About Dr. Gyanendra P. Singh

Dr. Gyanendra Pratap Singh presently Director, ICAR-Indian Institute of Wheat and Barley Research, Karnal graduated from Banaras Hindu University (BHU) in 1984 with Malaviya Gold Medal. Dr. Singh completed post-graduation in 1988 from BHU in the field of genetics and plant breeding. He was awarded a doctoral degree from CSAUA&T, Kanpur in 1992 in the field of genetics and plant breeding. Dr. Singh started his professional career in 1994 from CPRI, Shimla after completing the mandatory NAARM training for 11 months from 12th April 1993. Later he transferred to DWR, Karnal in 1996 as a scientist.
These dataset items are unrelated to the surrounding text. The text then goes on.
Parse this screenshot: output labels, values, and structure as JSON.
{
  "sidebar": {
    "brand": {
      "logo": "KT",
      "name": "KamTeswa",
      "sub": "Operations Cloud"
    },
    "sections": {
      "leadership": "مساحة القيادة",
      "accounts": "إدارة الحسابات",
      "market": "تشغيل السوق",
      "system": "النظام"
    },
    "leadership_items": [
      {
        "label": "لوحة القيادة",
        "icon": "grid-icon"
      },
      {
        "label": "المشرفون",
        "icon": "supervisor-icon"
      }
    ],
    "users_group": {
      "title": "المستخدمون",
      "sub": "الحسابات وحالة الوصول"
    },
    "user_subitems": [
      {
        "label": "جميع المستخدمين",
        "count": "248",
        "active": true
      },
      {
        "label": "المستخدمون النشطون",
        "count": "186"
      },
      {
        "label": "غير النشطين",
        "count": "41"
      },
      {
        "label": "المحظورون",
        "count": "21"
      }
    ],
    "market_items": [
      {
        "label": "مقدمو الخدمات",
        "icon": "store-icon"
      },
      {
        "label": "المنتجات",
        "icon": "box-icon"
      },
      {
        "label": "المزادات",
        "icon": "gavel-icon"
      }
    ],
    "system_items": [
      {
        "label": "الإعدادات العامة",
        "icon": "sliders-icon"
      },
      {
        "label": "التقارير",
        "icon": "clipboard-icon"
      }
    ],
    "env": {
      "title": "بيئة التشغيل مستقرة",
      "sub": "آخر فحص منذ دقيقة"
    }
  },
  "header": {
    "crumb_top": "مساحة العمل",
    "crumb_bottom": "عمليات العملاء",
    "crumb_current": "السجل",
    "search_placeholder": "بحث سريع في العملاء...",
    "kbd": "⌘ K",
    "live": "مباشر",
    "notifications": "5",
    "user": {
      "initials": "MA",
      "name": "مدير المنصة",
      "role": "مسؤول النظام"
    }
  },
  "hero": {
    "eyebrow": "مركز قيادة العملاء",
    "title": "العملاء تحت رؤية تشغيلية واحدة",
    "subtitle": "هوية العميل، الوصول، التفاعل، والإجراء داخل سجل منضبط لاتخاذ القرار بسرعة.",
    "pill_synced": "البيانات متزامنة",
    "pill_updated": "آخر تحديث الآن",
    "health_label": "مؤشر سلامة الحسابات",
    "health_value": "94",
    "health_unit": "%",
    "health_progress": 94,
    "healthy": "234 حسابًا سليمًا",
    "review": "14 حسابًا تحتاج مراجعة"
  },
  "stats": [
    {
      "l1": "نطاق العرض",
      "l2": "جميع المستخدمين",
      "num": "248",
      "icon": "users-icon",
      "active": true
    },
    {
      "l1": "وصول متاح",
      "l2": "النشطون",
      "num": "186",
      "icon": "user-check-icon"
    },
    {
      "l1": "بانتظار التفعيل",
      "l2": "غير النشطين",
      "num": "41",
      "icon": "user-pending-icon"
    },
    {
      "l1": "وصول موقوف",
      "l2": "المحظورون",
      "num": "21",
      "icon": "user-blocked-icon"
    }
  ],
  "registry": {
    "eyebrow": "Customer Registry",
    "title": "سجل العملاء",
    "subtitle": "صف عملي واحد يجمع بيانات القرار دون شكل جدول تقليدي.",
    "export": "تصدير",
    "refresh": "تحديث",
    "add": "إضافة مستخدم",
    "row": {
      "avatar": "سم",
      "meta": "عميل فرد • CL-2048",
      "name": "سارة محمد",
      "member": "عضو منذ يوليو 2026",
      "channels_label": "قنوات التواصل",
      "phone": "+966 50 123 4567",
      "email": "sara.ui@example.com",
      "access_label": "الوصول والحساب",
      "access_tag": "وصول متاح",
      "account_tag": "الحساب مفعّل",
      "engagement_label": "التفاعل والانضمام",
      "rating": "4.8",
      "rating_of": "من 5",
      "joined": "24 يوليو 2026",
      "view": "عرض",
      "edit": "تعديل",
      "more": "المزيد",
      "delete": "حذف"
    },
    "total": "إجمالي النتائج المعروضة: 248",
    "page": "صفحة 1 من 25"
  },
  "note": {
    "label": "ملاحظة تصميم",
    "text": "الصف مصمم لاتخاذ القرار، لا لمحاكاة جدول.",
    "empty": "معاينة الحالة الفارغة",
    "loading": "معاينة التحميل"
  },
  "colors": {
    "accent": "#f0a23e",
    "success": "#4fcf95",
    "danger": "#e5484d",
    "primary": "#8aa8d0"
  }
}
After serving for around 5 years at DWR, Karnal, he moved to ICAR-IARI, New Delhi as a senior scientist in 2001. Later from 2001 onwards, he rendered service at ICAR-IARI, New Delhi, in the Division of Genetics before leaving ICAR-IARI to take up the new assignment as a Director, ICAR-Indian Institute of Wheat and Barley Research, Karnal from 04th August 2016.

Dr. Singh has been instrumental in the development of 51 Wheat (5 biofortified varieties) and 03 Barley varieties and 01 Potato variety benefitting multitude of farmers, consumers, and industries. He is the main force behind the development and fast spreading of improved Wheat technologies including DBW 187, and DBW 222, HD 2967, HD 3086, and DBW 173 as these are readily adopted by farmers as evident from top breeder seed indent and also large number of licensing (950 licenses) through institute’s business incubation model.

Dr. Singh took painstaking efforts in successful mitigation of wheat blast threat in India through pre-emptive breeding and surveillance programme by initiating a strong coordination among ICAR, DARE, DAC&FW, SDA and WB government.

Evidently, his credentials and accomplishments in wheat development garnered him the popular tag of “Wheat Man of India”.

About ICAR-Indian Institute of and Barley Research (IIWBR), Karnal, Haryana

In India, the Wheat research started in an organized manner exactly a hundred years ago during the British period after joining of Sir Howards as the Imperial Botanist at Pusa (Bihar) in 1905. Later on, with the establishment of the Indian Council of Agricultural Research in 1935, it became the main funding agency and promoter of Wheat research in India and the Indian Agricultural Research Institute (IARI) played an important role in Wheat Research related activities. An important milestone in this process was the establishment of the All India Coordinated Wheat Improvement Project (AICWIP) in 1965 by the ICAR. The AICWIP was elevated to the status of the Directorate of Wheat Research in 1978 and in 1990 it moved from IARI, New Delhi, to its present location at Karnal, 130 km north of Delhi along with two regional stations located at Flowerdale, Shimla and Dalang Maidan (Lahaul valley). In 2014, it became an institute, ICAR-Indian Institute of Wheat and Barley Research. By doing so, the ICAR formalized the establishment of a distinct institutional identity for the second most important cereal crop in the country.

(Content shared by ICAR-Indian Institute of and Barley Research (IIWBR), Karnal, Haryana)

Disclaimer: The views and opinions expressed are those of the above guest and do not necessarily reflect the official policy or position of the Ministry of Food Processing Industries.